I am impressed by his profile. You have added two interesting stories, and properly sourced them as "memories." Thank you.
+3 votes

I adopted the orphaned profile of Harold Edwin Bridge this week.  He now has sources and a small bio.  He was a WWII veteran.  I've marked his profile as needs profiles created since neither his parents nor siblings are on WikiTree, that I can find.

by Kathy Zipperer G2G6 Pilot (465k points)
+3 votes

I worked on two profiles for the price of one this week; Captain Alfred Buck, who founded the Alfred Buck & Son Limited Canal Boat Company, and his son, also named, Captain Alfred Buck. Their canal company made them great profits, shipping both people and bricks along the Grand Junction and River Thames, both of which have a lot of bridges to go under along their route. 

by David Smith G2G6 Mach 7 (76.9k points)
+2 votes

For this challenge I worked on my husband's great-grandfather, Henry M. Brown, 1850-1932. Some people might think of him as a brick wall, but that's not strictly true; we know his birthplace and the names of his parents, and although he was a drifter, it is possible to reconstruct some of his life from the available information.
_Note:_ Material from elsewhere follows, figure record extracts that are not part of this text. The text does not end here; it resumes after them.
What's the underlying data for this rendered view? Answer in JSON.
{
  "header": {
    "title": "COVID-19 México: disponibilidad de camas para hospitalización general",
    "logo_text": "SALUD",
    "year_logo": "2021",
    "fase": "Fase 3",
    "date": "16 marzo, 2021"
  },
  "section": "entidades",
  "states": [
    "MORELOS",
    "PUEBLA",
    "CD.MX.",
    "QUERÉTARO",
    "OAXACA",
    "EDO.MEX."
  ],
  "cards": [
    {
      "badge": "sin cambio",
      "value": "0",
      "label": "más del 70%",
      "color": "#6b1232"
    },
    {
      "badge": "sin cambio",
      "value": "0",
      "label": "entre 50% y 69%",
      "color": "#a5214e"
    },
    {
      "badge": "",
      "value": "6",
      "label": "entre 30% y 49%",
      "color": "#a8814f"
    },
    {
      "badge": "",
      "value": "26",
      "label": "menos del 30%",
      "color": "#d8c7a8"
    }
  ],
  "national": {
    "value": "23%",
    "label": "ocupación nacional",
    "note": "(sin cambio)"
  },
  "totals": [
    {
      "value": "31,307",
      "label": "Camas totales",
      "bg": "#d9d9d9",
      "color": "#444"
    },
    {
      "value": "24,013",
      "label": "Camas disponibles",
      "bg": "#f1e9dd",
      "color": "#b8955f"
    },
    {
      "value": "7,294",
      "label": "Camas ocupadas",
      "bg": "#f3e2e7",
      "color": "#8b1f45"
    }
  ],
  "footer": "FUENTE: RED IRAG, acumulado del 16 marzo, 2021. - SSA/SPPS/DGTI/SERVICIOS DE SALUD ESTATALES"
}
He is more of a bridge, and it is his parents who are the brick wall. He was born in Maine, apparently orphaned quite young, became a ship's carpenter and worked on railroads in South Africa and Australia, married a Norwegian woman in Seattle, fathered 5 children (although only 2 survived to adulthood) was a laborer on the Panama Canal. Unfortunately he made some poor choices along the way, abandoning his wife and children in Washington, and he died on a poor farm in Florida.

He had a very basic bio and sources only from ancestry.com before; I wrote him a bio, and included as many sources as I could find from FamilySearch that I was reasonably confident about. I always write a Research Notes section for people with complicated lives and incomplete documentation; any kind-hearted researcher who can provide more information about his ancestors in Maine would be so very much appreciated.